I am an older guy and unfortunately fell victim to what is called the "Older Men Scam".

I wanted to pass it on in case any here haven't heard about it. A 'heads up' for those who may be regular customers at Lowe's, Home Depot, Costco, Publix, B.J.'s, or even Wal-Mart. This one caught me totally by surprise. Over the last month I became a victim of a clever scam while out shopping. Simply going out to get supplies has turned out to be quite traumatic. Don't be naive enough to think it couldn't happen to you or your friends.

Here's how the scam works;Two nice looking, college-age girls will come over to your truck as you are packing your purchases into your Ram. They both start wiping your windshield with a rag and Windex, with their breasts almost falling out of their skimpy T-shirts. (It's impossible not to look). When you thank them and offer them a tip, they say 'No' but instead ask for a ride to McDonald's.
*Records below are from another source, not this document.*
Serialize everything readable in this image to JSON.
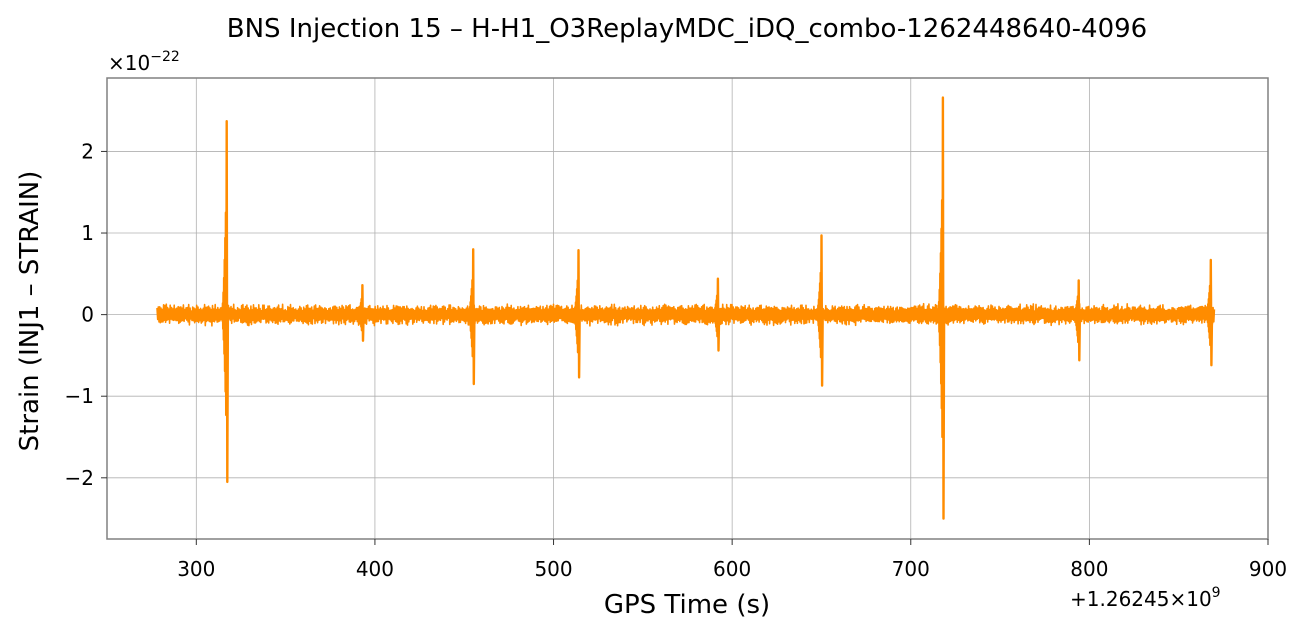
{
  "chart_data": {
    "type": "line",
    "title": "BNS Injection 15 – H-H1_O3ReplayMDC_iDQ_combo-1262448640-4096",
    "xlabel": "GPS Time (s)",
    "ylabel": "Strain (INJ1 – STRAIN)",
    "x_offset_label": "+1.26245×10",
    "x_offset_exp": "9",
    "y_multiplier_label": "×10",
    "y_multiplier_exp": "−22",
    "xlim": [
      250,
      900
    ],
    "ylim": [
      -2.75,
      2.9
    ],
    "xticks": [
      300,
      400,
      500,
      600,
      700,
      800,
      900
    ],
    "yticks": [
      -2,
      -1,
      0,
      1,
      2
    ],
    "ytick_labels": [
      "−2",
      "−1",
      "0",
      "1",
      "2"
    ],
    "grid": true,
    "series_color": "#ff8c00",
    "x_range": [
      278,
      870
    ],
    "noise_amplitude": 0.12,
    "spikes": [
      {
        "x": 317,
        "max": 2.37,
        "min": -2.05
      },
      {
        "x": 393,
        "max": 0.36,
        "min": -0.32
      },
      {
        "x": 455,
        "max": 0.8,
        "min": -0.85
      },
      {
        "x": 514,
        "max": 0.79,
        "min": -0.77
      },
      {
        "x": 592,
        "max": 0.44,
        "min": -0.44
      },
      {
        "x": 650,
        "max": 0.97,
        "min": -0.87
      },
      {
        "x": 718,
        "max": 2.66,
        "min": -2.5
      },
      {
        "x": 794,
        "max": 0.42,
        "min": -0.56
      },
      {
        "x": 868,
        "max": 0.67,
        "min": -0.62
      }
    ]
  }
}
You agree and they climb into your truck. On the way, they start undressing. Then one of them starts crawling all over you, while the other one steals your wallet. I had my wallet stolen June 4th, 9th, 10th, twice on the 15th, again on the 17th, 20th, 24th, and the 29th. Also July 1st, 4th, 8th, twice on the 16th &17th, and very likely again this upcoming weekend.

So tell your friends to be careful. What a horrible way to take advantage of us older men. Warn your friends to be vigilant. Wal-Mart has wallets on sale for $2.99 each. I found even cheaper ones for $.99 at the Dollar Store and bought them out in three of their stores. Also, you never get to eat at McDonald's. I've already lost 11 pounds just running back and forth from Lowe's, to Home Depot, to Wal-Mart.

So please, be on the lookout for this scam. (The best times are just before lunch and around 4:30 in the afternoon.)


:thumbsup:


----------



## jcd46 (Jul 25, 2012)

Lol

Sent from my LGMS210 using Tapatalk


----------



## quite.right (Sep 29, 2016)

Best!


----------



## Lone Rager (Dec 13, 2013)

Sounds like you were hoping for a happy ending and got an unhappy one.

If you title a thread PSA here, most will think it's Prostate Specific Antigen.


----------



## IPA Rider (Aug 24, 2008)

Lone Rager said:


> If you title a thread PSA here, most will think it's Prostate Specific Antigen.


Yep


----------



## avmech (Mar 2, 2014)

Lone Rager said:


> Sounds like you were hoping for a happy ending and got an unhappy one.
> 
> If you title a thread PSA here, most will think it's Prostate Specific Antigen.


Guilty................


----------



## slowrider (May 15, 2004)

Sort of!


----------



## slowrider (May 15, 2004)

Well same region.


----------